When it comes to worth of the loans prolonged, non-public sector lenders have the biggest share at 41.four per cent, international banks accounted for 24.four per cent and state-owned lenders got here third with 19.6 per cent share, the report ready by the corporate in affiliation with Sidbi stated.
The auto business had been dealing with issues due to the autumn in financial progress and regulatory adjustments earlier than the pandemic itself.
From an asset high quality perspective, the non-performing property (NPA) ratio on the loans taken by auto and auto parts business declined to 9.59 per cent as of June 2020, the report stated.
It may be famous that beginning March 2020, the RBI had given a six-month moratorium on mortgage repayments and allowed lenders to not acknowledge non-payments as NPAs. After the tip of the reduction interval, the Supreme Courtroom had ordered a standstill on mortgage recognition.
Out of the overall credit score availed by the auto and auto parts sector, time period loans represent 48 per cent, adopted by working capital loans at 33 per cent and different funded credit score amenities at 18 per cent, it stated.
As of June 2020, NPAs of time period loans stand at 14.7 per cent whereas the identical for working capital loans had been at 5.2 per cent, the report stated.

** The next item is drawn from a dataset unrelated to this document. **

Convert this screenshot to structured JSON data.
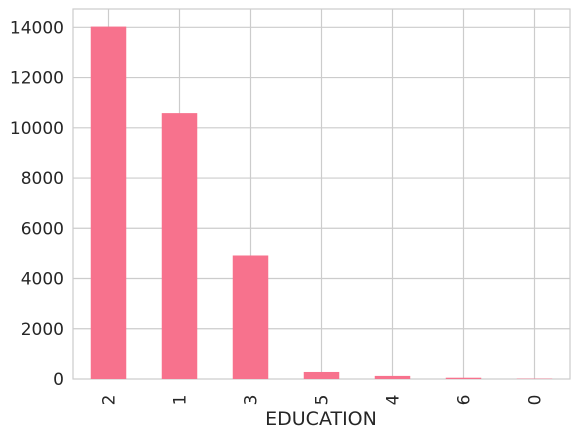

There have been complete 1.29 lakh debtors within the sector as of June, it stated, including that by way of variety of loans availed, 91 per cent was by micro, small and medium enterprises.
The general credit score excellent to the business went up by 1 per cent within the June quarter to Rs 1.13 lakh crore, which is 12 per cent of the sectoral turnover of Rs 9.four lakh crore.
The highest eight vehicle clusters collectively represent 80 per cent of the credit score portfolio as of June 2020, it stated.